We are now firmly in the “villains and relatives” stage of Sony’s Spidey universe—Adam Scott is widely tipped to be playing a younger Uncle Ben in Madame Web—and it’s no great secret that these movies are part of a brazen attempt to hold on to the rights of a financial gold mine. What’s more, Peter Parker himself has barely factored into these offshoots: Holland’s character makes only a cameo in the mid-credits scene for Venom: Let There Be Carnage, while Michael Keaton’s Vulture does the same in Morbius to tease a potential Sinister Six team-up that may never happen.

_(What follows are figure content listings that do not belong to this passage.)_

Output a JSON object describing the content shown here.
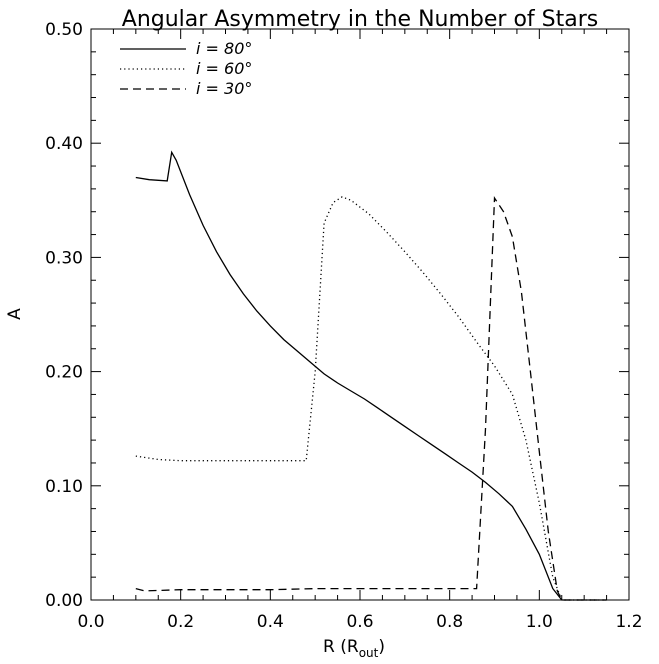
{
  "chart_data": {
    "type": "line",
    "title": "Angular Asymmetry in the Number of Stars",
    "xlabel": "R (R",
    "xlabel_sub": "out",
    "xlabel_close": ")",
    "ylabel": "A",
    "xlim": [
      0.0,
      1.2
    ],
    "ylim": [
      0.0,
      0.5
    ],
    "xticks": [
      "0.0",
      "0.2",
      "0.4",
      "0.6",
      "0.8",
      "1.0",
      "1.2"
    ],
    "yticks": [
      "0.00",
      "0.10",
      "0.20",
      "0.30",
      "0.40",
      "0.50"
    ],
    "grid": false,
    "legend_position": "top-left",
    "series": [
      {
        "name": "i = 80°",
        "style": "solid",
        "x": [
          0.1,
          0.13,
          0.17,
          0.18,
          0.19,
          0.22,
          0.25,
          0.28,
          0.31,
          0.34,
          0.37,
          0.4,
          0.43,
          0.46,
          0.49,
          0.52,
          0.55,
          0.58,
          0.61,
          0.64,
          0.67,
          0.7,
          0.73,
          0.76,
          0.79,
          0.82,
          0.85,
          0.88,
          0.91,
          0.94,
          0.97,
          1.0,
          1.03,
          1.05,
          1.1,
          1.15
        ],
        "y": [
          0.37,
          0.368,
          0.367,
          0.392,
          0.385,
          0.355,
          0.328,
          0.305,
          0.285,
          0.268,
          0.253,
          0.24,
          0.228,
          0.218,
          0.208,
          0.198,
          0.19,
          0.183,
          0.176,
          0.168,
          0.16,
          0.152,
          0.144,
          0.136,
          0.128,
          0.12,
          0.112,
          0.103,
          0.093,
          0.082,
          0.062,
          0.04,
          0.01,
          0.0,
          0.0,
          0.0
        ]
      },
      {
        "name": "i = 60°",
        "style": "dotted",
        "x": [
          0.1,
          0.15,
          0.2,
          0.25,
          0.3,
          0.35,
          0.4,
          0.45,
          0.48,
          0.5,
          0.52,
          0.54,
          0.56,
          0.58,
          0.62,
          0.66,
          0.7,
          0.74,
          0.78,
          0.82,
          0.86,
          0.9,
          0.94,
          0.97,
          1.0,
          1.03,
          1.05,
          1.1,
          1.15
        ],
        "y": [
          0.126,
          0.123,
          0.122,
          0.122,
          0.122,
          0.122,
          0.122,
          0.122,
          0.122,
          0.2,
          0.33,
          0.348,
          0.353,
          0.35,
          0.338,
          0.322,
          0.305,
          0.287,
          0.268,
          0.248,
          0.226,
          0.205,
          0.18,
          0.14,
          0.085,
          0.02,
          0.0,
          0.0,
          0.0
        ]
      },
      {
        "name": "i = 30°",
        "style": "dashed",
        "x": [
          0.1,
          0.12,
          0.2,
          0.3,
          0.4,
          0.5,
          0.6,
          0.7,
          0.8,
          0.86,
          0.88,
          0.9,
          0.92,
          0.94,
          0.96,
          0.98,
          1.0,
          1.02,
          1.04,
          1.05,
          1.1,
          1.15
        ],
        "y": [
          0.01,
          0.008,
          0.009,
          0.009,
          0.009,
          0.01,
          0.01,
          0.01,
          0.01,
          0.01,
          0.15,
          0.352,
          0.34,
          0.318,
          0.27,
          0.2,
          0.13,
          0.06,
          0.008,
          0.0,
          0.0,
          0.0
        ]
      }
    ]
  }
}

Holland, for his part, sounds iffy on returning for another Spider-Man film, unless it was “worth the while of the character.” Suffice it to say, I’m not sure any of these spinoffs will have Holland clamoring to don the Spidey suit again.

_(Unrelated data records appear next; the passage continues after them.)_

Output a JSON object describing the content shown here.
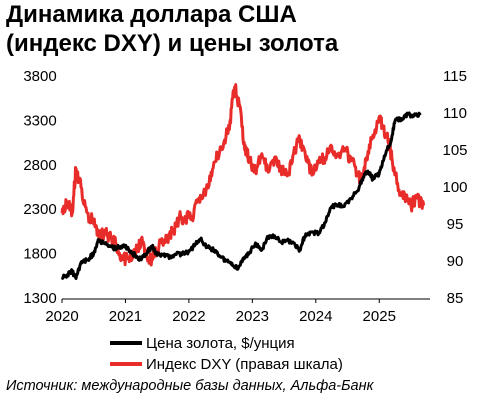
{
  "chart_data": {
    "type": "line",
    "title_lines": [
      "Динамика доллара США",
      "(индекс DXY) и цены золота"
    ],
    "source": "Источник: международные базы данных, Альфа-Банк",
    "x_tick_labels": [
      "2020",
      "2021",
      "2022",
      "2023",
      "2024",
      "2025"
    ],
    "y_left": {
      "ticks": [
        "3800",
        "3300",
        "2800",
        "2300",
        "1800",
        "1300"
      ],
      "range": [
        1300,
        3800
      ]
    },
    "y_right": {
      "ticks": [
        "115",
        "110",
        "105",
        "100",
        "95",
        "90",
        "85"
      ],
      "range": [
        85,
        115
      ]
    },
    "x_range": [
      2020.0,
      2025.8
    ],
    "series": [
      {
        "name": "Цена золота, $/унция",
        "axis": "left",
        "color": "#000000",
        "points": [
          [
            2020.0,
            1530
          ],
          [
            2020.08,
            1560
          ],
          [
            2020.16,
            1600
          ],
          [
            2020.22,
            1520
          ],
          [
            2020.3,
            1700
          ],
          [
            2020.4,
            1730
          ],
          [
            2020.5,
            1800
          ],
          [
            2020.58,
            1950
          ],
          [
            2020.66,
            1920
          ],
          [
            2020.75,
            1880
          ],
          [
            2020.85,
            1860
          ],
          [
            2020.95,
            1890
          ],
          [
            2021.05,
            1850
          ],
          [
            2021.15,
            1780
          ],
          [
            2021.25,
            1730
          ],
          [
            2021.35,
            1830
          ],
          [
            2021.42,
            1880
          ],
          [
            2021.5,
            1780
          ],
          [
            2021.6,
            1790
          ],
          [
            2021.7,
            1760
          ],
          [
            2021.8,
            1790
          ],
          [
            2021.92,
            1800
          ],
          [
            2022.0,
            1820
          ],
          [
            2022.1,
            1900
          ],
          [
            2022.18,
            1960
          ],
          [
            2022.3,
            1870
          ],
          [
            2022.4,
            1840
          ],
          [
            2022.5,
            1760
          ],
          [
            2022.6,
            1720
          ],
          [
            2022.7,
            1660
          ],
          [
            2022.78,
            1640
          ],
          [
            2022.85,
            1740
          ],
          [
            2022.95,
            1810
          ],
          [
            2023.05,
            1920
          ],
          [
            2023.15,
            1840
          ],
          [
            2023.25,
            1990
          ],
          [
            2023.35,
            2000
          ],
          [
            2023.45,
            1930
          ],
          [
            2023.55,
            1950
          ],
          [
            2023.65,
            1920
          ],
          [
            2023.75,
            1840
          ],
          [
            2023.82,
            1990
          ],
          [
            2023.92,
            2040
          ],
          [
            2024.05,
            2030
          ],
          [
            2024.15,
            2150
          ],
          [
            2024.25,
            2330
          ],
          [
            2024.35,
            2350
          ],
          [
            2024.45,
            2330
          ],
          [
            2024.55,
            2420
          ],
          [
            2024.65,
            2500
          ],
          [
            2024.75,
            2660
          ],
          [
            2024.82,
            2730
          ],
          [
            2024.9,
            2640
          ],
          [
            2025.0,
            2700
          ],
          [
            2025.08,
            2900
          ],
          [
            2025.18,
            3050
          ],
          [
            2025.25,
            3300
          ],
          [
            2025.35,
            3320
          ],
          [
            2025.45,
            3370
          ],
          [
            2025.55,
            3350
          ],
          [
            2025.65,
            3360
          ]
        ]
      },
      {
        "name": "Индекс DXY (правая шкала)",
        "axis": "right",
        "color": "#e82c2a",
        "points": [
          [
            2020.0,
            96.5
          ],
          [
            2020.08,
            98.0
          ],
          [
            2020.16,
            96.5
          ],
          [
            2020.22,
            102.5
          ],
          [
            2020.3,
            100.0
          ],
          [
            2020.4,
            96.5
          ],
          [
            2020.5,
            95.0
          ],
          [
            2020.58,
            93.2
          ],
          [
            2020.66,
            93.6
          ],
          [
            2020.75,
            93.5
          ],
          [
            2020.85,
            92.2
          ],
          [
            2020.95,
            90.2
          ],
          [
            2021.05,
            90.5
          ],
          [
            2021.15,
            91.0
          ],
          [
            2021.25,
            93.0
          ],
          [
            2021.35,
            90.0
          ],
          [
            2021.45,
            90.5
          ],
          [
            2021.55,
            92.5
          ],
          [
            2021.65,
            93.0
          ],
          [
            2021.75,
            94.0
          ],
          [
            2021.85,
            96.0
          ],
          [
            2021.95,
            95.7
          ],
          [
            2022.05,
            96.0
          ],
          [
            2022.15,
            98.0
          ],
          [
            2022.25,
            99.0
          ],
          [
            2022.35,
            102.0
          ],
          [
            2022.45,
            104.5
          ],
          [
            2022.55,
            106.0
          ],
          [
            2022.65,
            109.0
          ],
          [
            2022.72,
            113.5
          ],
          [
            2022.8,
            111.0
          ],
          [
            2022.88,
            105.0
          ],
          [
            2022.95,
            104.0
          ],
          [
            2023.05,
            102.0
          ],
          [
            2023.15,
            104.5
          ],
          [
            2023.25,
            102.0
          ],
          [
            2023.35,
            104.0
          ],
          [
            2023.45,
            102.5
          ],
          [
            2023.55,
            101.5
          ],
          [
            2023.65,
            104.5
          ],
          [
            2023.75,
            106.5
          ],
          [
            2023.85,
            103.5
          ],
          [
            2023.95,
            102.0
          ],
          [
            2024.05,
            103.5
          ],
          [
            2024.15,
            104.0
          ],
          [
            2024.25,
            105.5
          ],
          [
            2024.35,
            104.5
          ],
          [
            2024.45,
            105.0
          ],
          [
            2024.55,
            104.0
          ],
          [
            2024.65,
            101.5
          ],
          [
            2024.72,
            101.0
          ],
          [
            2024.8,
            104.0
          ],
          [
            2024.9,
            107.0
          ],
          [
            2025.0,
            109.5
          ],
          [
            2025.05,
            108.0
          ],
          [
            2025.12,
            107.0
          ],
          [
            2025.2,
            104.0
          ],
          [
            2025.3,
            99.5
          ],
          [
            2025.4,
            99.0
          ],
          [
            2025.5,
            97.5
          ],
          [
            2025.6,
            98.5
          ],
          [
            2025.7,
            97.5
          ]
        ]
      }
    ],
    "legend_placement": "bottom-center",
    "grid": false
  }
}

So what does that mean going forward? Well, it should only be a matter of time before Sony capitalizes on the universal acclaim for the Spider-Verse series with a live-action Miles Morales movie. (As a fellow Miles, I will always support such endeavors.) But on the whole, it’s hard to shake the feeling that the creative well has run dry for Sony: a studio trapped in a Sisyphean loop where every iteration of Spider-Man pushes back the termination of the characters’ film rights. A movie like Madame Web is the cinematic equivalent of hitting the snooze button; box office performance notwithstanding, its ultimate value to Sony is helping delay the inevitable.
It’s still possible for Sony’s Spider-Man universe to produce some entertaining gems within such a restrictive framework. (I’m honestly afraid to admit how many times I’ve watched Venom, a masterpiece of so-bad-it’s-good cinema.) Virtually every blockbuster has to contend with the inherent friction between art and commerce: how much a filmmaker can put their own unique stamp on a project, and what concessions must be made to satisfy a studio’s bottom line. The problem with Sony is that the scales are tipped toward a corporate strategy that requires more and more artists to play in the same Spidey sandbox that’s been used since the start of the century. The longer this goes on, the greater the risk that Sony follows in Marvel and DC’s footsteps, oversaturating the market with all-too-familiar superhero movies until audiences cut bait. It’s hard to imagine Madame Web changing the studio’s fortunes, or for the Spider-Man extended universe to sustain interest without the presence of its title character. As fate would have it, Sony is caught in a web of its own making.